Отец возвращался в пять. Иногда раньше, но в пять — обязательно. Сегодня он не пришел и в шесть…
Таня оставила Тошку и побежала в санаторий.
Кабинет отца был заперт, сестра, знакомая Тане, Ольга Михайловна, сказала:
— А разве он не дома? Ушел давно. Может, он у главврача…
У главного врача сказали:
— Был. Ушел. Возможно, он у директора. Он собирался.
У директора:
— Заходил. С час назад заходил. Быстро ушел.
Сестра-хозяйка встретила Таню у бельевой:
— Я его на улице видела, минут двадцать назад. С рынка шел, с цветами…
Она вернулась, взяла Тошку и помчалась в гору. Тошка, чувствуя, что они встретят отца здесь, рвал поводок.
Они нашли отца там.
— Почему ты мне не сказал, пап?
Отец, кажется, смутился:
— Просто сегодня пять месяцев ровно. Вот я и пришел…
— А мне, почему же ты мне не сказал?..
— Зачем, Татьян? Ты… Зачем тебе это?..
Они спускались втроем. Тошка уже не тянул поводок, а лишь посматривал изредка на хозяина, и сопел носом, обнюхивая тропинку, и тяжело дышал.
Облака повисли над горами, начинало смеркаться, и только над морем было солнечно и ясно. Вода серебрилась.
— А они часто гибнут? — вдруг спросила Таня.
— Кто?
— Геодезисты. Это очень опасно, да?
— Да, Татьян, — сказал отец, — часто. Мама как-то говорила, что у них за год больше двадцати человек погибло. Но…
— Что «но», пап?
— Нужно это, Татьян, понимаешь, нужно! Работа эта очень нужна! Понимаешь, очень!
Ночью Таня опять почти не спала. Думала. Это, наверно, плохо, что не спала. Это, наверно, нужно — думать…
А иногда и по ночам слышно море — оно плещется. Легко и таинственно плещется. Не шумит галькой, не грохает волнами, не бьется о берег, а плещется, будто ласкает этот берег. И понятно почему: ведь море — оно такое разное.
Море для каждого свое, и каждый видит его по-своему. Одно море вызывает у разных людей разное: радость, беспокойство, фантазию, грусть, воспоминания, отчаяние, мечту…
А в эту ночь оно еще и ленивое. Ленивое не по собственной лени, а потому, что таким его чувствуешь, потому, что тебя самого одолевает ленивое спокойствие и беспокойные мысли.

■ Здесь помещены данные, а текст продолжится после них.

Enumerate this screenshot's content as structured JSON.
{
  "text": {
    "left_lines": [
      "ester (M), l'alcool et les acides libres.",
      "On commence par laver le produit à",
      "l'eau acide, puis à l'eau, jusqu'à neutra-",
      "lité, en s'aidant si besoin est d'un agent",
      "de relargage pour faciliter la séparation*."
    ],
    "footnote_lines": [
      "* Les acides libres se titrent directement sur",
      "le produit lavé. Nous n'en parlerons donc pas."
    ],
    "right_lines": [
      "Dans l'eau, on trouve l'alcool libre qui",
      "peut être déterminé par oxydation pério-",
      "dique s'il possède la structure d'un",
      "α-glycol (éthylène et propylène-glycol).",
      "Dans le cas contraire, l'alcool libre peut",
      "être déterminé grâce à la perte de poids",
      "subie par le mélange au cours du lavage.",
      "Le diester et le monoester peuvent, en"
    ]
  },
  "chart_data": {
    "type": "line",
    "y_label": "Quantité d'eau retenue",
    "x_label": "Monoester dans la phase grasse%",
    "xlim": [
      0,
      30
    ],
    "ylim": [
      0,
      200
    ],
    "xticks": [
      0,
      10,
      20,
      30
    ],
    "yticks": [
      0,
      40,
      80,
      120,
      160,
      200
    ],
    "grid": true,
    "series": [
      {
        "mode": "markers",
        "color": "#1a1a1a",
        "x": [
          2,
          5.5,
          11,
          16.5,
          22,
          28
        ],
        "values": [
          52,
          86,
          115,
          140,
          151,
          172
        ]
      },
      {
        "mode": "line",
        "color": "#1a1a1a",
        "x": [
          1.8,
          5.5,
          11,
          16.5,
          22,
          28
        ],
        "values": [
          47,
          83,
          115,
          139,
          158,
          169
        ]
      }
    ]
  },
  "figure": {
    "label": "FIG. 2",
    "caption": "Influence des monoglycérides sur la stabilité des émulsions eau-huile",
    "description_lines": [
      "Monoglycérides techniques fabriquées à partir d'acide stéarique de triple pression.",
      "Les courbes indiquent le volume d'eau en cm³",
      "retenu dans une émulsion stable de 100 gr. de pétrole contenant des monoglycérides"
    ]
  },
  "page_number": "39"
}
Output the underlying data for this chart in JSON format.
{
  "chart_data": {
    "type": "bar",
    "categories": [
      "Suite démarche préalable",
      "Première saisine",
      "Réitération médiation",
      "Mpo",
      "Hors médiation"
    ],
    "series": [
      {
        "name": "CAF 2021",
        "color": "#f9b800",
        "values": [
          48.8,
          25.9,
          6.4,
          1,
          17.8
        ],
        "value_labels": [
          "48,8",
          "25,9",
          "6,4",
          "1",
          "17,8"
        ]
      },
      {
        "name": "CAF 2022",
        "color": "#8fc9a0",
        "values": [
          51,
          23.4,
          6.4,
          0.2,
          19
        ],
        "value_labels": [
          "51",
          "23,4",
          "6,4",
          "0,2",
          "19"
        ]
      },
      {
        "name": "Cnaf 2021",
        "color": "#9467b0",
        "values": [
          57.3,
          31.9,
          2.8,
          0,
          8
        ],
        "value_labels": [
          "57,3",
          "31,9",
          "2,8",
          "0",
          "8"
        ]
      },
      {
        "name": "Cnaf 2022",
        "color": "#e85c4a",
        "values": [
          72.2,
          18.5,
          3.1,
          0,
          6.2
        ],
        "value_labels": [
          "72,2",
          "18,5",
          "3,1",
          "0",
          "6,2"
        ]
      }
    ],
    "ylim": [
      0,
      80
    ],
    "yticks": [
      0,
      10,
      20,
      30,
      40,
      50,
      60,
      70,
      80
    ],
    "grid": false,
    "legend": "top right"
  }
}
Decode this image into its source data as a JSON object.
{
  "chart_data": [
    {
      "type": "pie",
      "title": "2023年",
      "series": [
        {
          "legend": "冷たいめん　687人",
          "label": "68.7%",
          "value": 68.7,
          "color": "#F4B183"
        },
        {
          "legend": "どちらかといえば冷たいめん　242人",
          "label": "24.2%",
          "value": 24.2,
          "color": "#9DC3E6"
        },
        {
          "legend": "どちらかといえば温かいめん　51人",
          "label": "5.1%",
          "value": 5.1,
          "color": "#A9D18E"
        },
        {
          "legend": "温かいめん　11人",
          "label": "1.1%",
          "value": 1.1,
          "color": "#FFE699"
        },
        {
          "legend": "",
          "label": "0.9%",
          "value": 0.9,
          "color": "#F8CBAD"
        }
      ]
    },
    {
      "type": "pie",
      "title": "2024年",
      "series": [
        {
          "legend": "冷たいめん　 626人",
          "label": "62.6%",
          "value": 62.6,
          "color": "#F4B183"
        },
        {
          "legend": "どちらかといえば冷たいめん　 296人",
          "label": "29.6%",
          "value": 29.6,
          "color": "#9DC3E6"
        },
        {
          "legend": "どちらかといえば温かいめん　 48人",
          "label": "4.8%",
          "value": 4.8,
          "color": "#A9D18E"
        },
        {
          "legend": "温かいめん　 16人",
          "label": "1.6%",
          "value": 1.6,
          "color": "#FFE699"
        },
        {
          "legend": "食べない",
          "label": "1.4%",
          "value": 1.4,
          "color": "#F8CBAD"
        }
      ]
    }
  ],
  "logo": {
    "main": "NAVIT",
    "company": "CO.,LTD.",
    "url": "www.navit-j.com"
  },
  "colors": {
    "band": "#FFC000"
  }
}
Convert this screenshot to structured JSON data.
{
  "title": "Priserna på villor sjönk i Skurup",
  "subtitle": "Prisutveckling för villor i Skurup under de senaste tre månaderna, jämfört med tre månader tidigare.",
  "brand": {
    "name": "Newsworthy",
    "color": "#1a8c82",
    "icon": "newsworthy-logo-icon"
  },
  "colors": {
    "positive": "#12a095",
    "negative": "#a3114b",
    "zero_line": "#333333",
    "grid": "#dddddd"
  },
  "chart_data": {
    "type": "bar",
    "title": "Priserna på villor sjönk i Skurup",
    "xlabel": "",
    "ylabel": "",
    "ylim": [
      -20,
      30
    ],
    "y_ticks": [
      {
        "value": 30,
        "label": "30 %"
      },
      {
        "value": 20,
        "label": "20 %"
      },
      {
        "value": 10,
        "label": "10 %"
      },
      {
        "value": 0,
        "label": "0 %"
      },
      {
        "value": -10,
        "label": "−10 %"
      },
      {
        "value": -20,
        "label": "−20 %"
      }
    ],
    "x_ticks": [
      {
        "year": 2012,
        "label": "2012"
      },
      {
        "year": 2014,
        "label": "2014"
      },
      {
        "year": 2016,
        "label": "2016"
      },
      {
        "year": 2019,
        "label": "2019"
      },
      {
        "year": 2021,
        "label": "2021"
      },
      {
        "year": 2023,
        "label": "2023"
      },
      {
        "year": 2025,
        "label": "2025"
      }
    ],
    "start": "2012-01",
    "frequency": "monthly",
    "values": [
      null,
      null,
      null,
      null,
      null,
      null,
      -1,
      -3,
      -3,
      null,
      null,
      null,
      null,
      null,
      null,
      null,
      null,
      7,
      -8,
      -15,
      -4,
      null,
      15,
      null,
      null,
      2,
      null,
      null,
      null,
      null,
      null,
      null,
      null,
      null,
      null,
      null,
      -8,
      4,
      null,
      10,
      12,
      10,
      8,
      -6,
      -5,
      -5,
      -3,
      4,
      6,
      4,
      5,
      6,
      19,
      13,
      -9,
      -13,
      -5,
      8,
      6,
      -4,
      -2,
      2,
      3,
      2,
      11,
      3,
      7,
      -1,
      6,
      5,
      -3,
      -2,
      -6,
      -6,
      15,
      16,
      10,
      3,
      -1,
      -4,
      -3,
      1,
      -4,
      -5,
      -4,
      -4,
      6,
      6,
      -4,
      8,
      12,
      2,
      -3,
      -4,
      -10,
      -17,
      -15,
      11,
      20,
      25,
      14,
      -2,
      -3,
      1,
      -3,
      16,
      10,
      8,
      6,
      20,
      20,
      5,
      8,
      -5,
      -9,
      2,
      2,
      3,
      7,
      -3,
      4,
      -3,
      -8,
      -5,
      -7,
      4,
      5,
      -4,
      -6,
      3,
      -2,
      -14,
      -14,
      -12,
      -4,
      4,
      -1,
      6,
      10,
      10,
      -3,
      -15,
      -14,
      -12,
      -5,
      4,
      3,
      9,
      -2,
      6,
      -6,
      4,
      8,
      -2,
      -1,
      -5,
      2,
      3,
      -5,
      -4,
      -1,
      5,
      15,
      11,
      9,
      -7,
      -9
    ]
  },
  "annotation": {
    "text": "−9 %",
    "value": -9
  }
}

Каждый человек видит в море свое море. И это хорошо.
— Татьян!
— Что, пап?
— А тебе не кажется, что ты скучаешь?
Таня скучает? Нет, кажется, она совсем не скучает. Они приехали сюда — это хорошо…
Ее поразило то, что случилось с мамой. Нет, она, конечно, не понимала этого — ни тогда в мае, когда пришла телеграмма и отец в тот же вечер вылетел на Кавказ, ни потом, когда он вернулся, ни еще потом — в июне, июле, августе…
Но тринадцать лет — тринадцать лет. В тринадцать ты уже не маленькая. В тринадцать ты еще и не большая. В тринадцать ты не поймешь, что будет в двадцать три, и в тридцать три, и в сорок три, и в пятьдесят три… И дальше — не поймешь, потому что до этого надо дожить.
— Что ты! — сказала Таня. — Почему я скучаю? И Тошка у нас, и школа…
Тошка действительно был. И школа была — новая школа, к которой не так скоро привыкнешь.
— Нет, я просто так, Татьян! Да и не мне, собственно, принадлежит инициатива. В общем, мальчик здесь есть один, сын нашего рентгенолога. Они тоже недавно сюда приехали, из Еревана, кажется. Говорят, скучает тоже. Ровесник твой почти — в восьмом классе. Мать его говорит: «Вот им познакомиться!» Ну, я и предложил тебе…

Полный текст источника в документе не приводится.